During my stay in Europe, I visited some experienced institutes for SCT. Bone marrow transplantation from a matched related or unrelated donor is the first choice of transplantation for acquired bone marrow failures including AA. Recently, successful results of haploidentical transplantation and unrelated cord blood transplantation (CBT) as alternative options have been reported. I saw the practice of haploidentical transplantation at Tübingen University, Ospedale Pediatrico Bambino Gesù, and Cattolica del Sacro Cuore, and of CBT at Robert Debre Hospital, St. Louis Hospital, and the Eurocord. It was extremely precious experience for me to meet a lot of frontline researches and discuss directly with them.
(4) Conclusion
Through this exchange program to visit University of Freiburg and other institutes, I confirmed that we had many interests in common and had remaining issues that need to be resolved in the field of pediatric AA/MDS. Because of the disease rarity, international collaboration is essential to develop better patient care. I hope to sustain and develop all these valuable relationships.
(5) Acknowledgement
My special thanks are due to Prof. Niemeyer for kind hospitality and informative guidance. I also thank Dr. Yoshimi, Dr. Niewisch, Dr. Wlodarski, Dr.
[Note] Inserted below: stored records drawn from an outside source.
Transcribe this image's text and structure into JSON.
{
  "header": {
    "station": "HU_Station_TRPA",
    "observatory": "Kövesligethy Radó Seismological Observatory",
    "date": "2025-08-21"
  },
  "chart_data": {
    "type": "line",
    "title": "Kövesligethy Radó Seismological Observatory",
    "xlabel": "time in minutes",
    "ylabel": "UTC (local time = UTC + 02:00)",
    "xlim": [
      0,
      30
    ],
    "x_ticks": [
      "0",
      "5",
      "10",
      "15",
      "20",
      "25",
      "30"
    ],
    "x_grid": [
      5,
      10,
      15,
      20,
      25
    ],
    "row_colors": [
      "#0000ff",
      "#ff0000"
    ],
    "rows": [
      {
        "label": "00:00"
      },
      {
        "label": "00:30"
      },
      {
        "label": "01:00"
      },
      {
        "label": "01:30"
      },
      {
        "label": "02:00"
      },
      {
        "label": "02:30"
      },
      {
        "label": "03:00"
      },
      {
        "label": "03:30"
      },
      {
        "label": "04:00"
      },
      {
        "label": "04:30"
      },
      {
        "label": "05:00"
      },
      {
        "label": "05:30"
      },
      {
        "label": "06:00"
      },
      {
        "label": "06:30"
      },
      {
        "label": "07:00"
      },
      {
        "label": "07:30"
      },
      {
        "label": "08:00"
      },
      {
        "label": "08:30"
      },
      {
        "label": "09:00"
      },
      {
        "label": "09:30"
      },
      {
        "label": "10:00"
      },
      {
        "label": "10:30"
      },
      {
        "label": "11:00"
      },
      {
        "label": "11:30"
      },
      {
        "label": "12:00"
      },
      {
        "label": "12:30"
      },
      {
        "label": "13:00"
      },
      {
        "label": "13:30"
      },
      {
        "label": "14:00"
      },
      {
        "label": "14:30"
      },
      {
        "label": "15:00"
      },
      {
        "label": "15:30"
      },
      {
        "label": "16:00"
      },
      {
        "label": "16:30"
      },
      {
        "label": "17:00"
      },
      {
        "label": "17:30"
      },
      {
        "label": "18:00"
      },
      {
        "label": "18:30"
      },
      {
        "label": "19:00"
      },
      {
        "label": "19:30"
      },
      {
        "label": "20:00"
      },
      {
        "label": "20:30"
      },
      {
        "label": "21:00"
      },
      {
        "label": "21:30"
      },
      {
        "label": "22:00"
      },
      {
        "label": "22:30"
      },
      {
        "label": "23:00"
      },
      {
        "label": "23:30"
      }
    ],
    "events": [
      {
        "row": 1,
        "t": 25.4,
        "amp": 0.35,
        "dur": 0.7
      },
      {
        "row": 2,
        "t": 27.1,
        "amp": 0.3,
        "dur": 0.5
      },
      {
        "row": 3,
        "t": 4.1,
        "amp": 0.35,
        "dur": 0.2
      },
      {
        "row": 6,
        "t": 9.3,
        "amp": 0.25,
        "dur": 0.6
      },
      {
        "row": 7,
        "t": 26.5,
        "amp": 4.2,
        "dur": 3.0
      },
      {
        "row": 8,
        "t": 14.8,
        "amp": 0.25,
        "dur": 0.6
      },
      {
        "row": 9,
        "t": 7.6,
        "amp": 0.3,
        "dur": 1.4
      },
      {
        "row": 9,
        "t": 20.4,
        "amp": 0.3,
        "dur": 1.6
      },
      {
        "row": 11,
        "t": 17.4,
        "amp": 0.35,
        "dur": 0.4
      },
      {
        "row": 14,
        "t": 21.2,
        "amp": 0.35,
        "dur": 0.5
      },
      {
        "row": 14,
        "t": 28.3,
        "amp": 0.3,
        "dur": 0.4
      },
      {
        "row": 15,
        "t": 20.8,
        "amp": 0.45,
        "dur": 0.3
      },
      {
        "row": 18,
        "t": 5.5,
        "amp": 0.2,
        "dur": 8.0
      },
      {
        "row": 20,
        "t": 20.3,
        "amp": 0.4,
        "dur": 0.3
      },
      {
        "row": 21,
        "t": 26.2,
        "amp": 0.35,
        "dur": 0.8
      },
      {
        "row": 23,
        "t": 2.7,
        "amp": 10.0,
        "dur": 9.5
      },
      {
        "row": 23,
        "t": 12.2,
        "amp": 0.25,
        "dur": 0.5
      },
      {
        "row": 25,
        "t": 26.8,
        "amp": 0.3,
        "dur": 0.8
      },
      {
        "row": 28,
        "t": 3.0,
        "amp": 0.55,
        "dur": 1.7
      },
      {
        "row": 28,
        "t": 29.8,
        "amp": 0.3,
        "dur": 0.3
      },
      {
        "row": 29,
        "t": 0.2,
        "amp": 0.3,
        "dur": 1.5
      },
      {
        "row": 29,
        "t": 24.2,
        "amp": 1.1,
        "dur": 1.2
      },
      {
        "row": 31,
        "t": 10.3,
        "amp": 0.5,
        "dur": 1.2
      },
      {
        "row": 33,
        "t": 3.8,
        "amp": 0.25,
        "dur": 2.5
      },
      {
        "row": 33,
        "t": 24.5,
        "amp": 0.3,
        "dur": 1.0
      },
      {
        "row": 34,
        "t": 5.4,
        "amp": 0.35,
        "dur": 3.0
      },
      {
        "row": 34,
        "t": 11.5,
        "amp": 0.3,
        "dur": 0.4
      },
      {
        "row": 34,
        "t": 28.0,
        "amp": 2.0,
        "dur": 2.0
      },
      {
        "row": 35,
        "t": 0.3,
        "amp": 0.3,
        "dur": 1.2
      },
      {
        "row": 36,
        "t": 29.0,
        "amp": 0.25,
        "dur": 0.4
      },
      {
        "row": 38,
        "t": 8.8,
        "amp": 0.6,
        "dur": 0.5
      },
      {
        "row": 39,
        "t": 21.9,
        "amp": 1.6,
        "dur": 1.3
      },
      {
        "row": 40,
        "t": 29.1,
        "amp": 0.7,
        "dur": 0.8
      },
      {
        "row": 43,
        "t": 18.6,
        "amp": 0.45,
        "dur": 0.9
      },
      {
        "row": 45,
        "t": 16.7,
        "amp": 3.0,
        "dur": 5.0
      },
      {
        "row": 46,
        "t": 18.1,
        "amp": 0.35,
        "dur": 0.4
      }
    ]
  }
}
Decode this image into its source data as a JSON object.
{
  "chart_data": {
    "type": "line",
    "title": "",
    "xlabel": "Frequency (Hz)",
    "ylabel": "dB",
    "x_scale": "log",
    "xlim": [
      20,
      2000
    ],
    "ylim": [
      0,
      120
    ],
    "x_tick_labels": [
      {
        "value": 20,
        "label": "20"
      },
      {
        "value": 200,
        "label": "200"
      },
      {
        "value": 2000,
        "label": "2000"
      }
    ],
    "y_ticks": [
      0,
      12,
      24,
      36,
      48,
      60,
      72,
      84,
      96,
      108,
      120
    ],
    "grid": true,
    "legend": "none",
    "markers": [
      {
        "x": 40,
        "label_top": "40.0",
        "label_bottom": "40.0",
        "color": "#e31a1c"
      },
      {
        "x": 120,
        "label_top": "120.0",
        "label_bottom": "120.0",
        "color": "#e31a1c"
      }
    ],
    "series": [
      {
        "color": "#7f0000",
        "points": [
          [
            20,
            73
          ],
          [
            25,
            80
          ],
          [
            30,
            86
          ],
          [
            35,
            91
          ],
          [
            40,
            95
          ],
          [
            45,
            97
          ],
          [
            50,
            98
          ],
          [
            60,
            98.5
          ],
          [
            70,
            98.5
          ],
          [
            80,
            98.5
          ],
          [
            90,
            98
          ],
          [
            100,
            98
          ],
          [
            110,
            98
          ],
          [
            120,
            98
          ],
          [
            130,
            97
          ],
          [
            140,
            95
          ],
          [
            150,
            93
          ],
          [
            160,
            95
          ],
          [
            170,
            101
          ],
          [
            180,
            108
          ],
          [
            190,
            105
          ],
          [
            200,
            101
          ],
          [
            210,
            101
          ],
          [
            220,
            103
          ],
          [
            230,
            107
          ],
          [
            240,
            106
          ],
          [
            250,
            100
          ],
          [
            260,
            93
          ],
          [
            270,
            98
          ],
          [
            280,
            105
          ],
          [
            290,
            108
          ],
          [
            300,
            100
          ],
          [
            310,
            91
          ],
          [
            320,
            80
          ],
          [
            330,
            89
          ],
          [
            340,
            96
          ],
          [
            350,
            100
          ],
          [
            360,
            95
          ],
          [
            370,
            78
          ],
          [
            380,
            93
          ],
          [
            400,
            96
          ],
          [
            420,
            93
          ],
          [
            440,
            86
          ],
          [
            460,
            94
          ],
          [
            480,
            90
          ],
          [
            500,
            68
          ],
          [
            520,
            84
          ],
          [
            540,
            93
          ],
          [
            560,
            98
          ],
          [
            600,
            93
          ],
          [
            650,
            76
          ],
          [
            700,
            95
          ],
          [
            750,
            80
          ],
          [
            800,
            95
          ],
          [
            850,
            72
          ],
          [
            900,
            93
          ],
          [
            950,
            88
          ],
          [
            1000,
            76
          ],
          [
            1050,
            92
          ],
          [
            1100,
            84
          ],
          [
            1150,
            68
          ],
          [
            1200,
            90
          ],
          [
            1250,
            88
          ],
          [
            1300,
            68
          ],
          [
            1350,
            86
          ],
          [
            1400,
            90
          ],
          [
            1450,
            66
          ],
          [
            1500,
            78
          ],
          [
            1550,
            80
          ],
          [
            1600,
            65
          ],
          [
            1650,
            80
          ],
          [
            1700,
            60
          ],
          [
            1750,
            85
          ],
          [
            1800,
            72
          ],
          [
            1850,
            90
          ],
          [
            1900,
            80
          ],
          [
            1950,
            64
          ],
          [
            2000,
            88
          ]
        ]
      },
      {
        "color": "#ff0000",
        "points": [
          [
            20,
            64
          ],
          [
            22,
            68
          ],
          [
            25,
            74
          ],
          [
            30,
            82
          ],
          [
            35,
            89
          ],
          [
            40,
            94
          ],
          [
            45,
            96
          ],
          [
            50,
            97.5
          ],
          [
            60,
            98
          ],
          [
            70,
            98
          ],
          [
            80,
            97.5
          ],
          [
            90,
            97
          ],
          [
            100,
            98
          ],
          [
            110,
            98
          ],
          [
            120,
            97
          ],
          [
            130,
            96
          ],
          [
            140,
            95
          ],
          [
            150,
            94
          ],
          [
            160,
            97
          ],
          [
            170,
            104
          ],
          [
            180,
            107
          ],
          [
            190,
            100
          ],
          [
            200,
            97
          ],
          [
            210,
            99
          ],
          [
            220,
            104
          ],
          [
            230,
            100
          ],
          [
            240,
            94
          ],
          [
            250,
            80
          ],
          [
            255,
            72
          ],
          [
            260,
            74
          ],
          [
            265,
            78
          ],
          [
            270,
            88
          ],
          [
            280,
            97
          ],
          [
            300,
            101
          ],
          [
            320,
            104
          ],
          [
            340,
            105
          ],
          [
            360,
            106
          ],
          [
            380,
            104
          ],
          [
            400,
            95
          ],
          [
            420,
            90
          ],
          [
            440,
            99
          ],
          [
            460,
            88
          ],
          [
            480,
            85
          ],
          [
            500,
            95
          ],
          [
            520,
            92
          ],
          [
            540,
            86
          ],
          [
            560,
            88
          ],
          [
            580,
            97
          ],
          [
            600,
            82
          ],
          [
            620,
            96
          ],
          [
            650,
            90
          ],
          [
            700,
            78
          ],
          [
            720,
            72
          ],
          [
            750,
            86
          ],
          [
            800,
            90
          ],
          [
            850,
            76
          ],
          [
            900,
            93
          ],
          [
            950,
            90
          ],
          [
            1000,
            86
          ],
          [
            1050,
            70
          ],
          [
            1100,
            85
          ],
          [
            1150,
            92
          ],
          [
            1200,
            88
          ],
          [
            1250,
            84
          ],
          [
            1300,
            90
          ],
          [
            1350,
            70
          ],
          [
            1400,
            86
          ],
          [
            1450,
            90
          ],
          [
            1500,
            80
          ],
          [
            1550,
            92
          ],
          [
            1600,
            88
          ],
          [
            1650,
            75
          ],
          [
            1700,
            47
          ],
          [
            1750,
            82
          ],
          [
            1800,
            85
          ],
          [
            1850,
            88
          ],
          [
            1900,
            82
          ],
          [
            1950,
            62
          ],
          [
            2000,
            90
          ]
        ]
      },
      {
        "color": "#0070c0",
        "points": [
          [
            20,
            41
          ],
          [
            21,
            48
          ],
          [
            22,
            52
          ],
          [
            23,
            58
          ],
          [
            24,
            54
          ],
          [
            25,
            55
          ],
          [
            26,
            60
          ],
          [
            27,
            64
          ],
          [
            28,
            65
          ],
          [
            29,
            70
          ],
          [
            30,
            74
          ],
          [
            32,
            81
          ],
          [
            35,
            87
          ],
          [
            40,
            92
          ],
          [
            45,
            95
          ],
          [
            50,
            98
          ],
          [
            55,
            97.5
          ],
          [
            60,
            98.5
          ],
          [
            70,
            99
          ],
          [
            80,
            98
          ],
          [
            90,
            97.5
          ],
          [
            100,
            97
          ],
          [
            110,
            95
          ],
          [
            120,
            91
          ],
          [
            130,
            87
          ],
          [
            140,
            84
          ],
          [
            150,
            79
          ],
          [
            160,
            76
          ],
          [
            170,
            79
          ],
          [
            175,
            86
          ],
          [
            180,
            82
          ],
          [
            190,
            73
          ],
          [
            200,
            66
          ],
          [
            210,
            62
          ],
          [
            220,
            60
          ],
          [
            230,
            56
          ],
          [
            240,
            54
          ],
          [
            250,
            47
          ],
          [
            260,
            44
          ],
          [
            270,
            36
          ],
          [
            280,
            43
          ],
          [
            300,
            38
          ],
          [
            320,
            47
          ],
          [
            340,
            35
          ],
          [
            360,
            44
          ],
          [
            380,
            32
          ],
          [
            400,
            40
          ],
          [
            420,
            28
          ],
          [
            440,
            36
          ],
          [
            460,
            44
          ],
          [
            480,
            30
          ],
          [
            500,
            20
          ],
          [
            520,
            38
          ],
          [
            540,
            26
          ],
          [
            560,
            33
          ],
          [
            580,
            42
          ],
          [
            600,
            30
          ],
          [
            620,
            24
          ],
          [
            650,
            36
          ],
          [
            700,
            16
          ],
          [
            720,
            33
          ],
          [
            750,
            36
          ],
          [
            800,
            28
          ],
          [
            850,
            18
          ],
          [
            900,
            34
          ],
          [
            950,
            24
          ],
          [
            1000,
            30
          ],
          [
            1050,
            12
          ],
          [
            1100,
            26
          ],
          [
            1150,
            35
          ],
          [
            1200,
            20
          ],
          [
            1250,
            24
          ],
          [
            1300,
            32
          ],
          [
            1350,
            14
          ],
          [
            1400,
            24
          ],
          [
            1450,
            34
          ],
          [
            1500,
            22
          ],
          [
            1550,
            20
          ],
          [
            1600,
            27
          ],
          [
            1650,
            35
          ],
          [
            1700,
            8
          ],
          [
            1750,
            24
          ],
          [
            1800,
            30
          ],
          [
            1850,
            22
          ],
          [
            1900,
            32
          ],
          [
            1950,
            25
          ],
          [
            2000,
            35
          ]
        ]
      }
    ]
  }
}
Strahm and the colleagues of EWOG-MDS/SAA study coordinating center and department of Pediatric Hematology and Oncology, University of Freiburg. And, I am grateful to Prof. Handgretinger and Prof. Welte of Tübingen University, Prof. Dalle, Prof. Cave, and Dr. Meyran of Robert Debre Hospital, Prof. Socie and Prof. Peffault de Latour of St. Louis Hospital, Prof. Gluckman and Dr. Hayashi of Eurocord, Prof. Locatelli and Dr. Quintarelli of Ospedale Pediatrico Bambino Gesù, Prof. Bacigalupo of Universita' Cattolica del Sacro Cuore, and all their colleagues for the great hospitality during my visit. I also thank EHA and JSH for giving me this opportunity to have valuable experiences.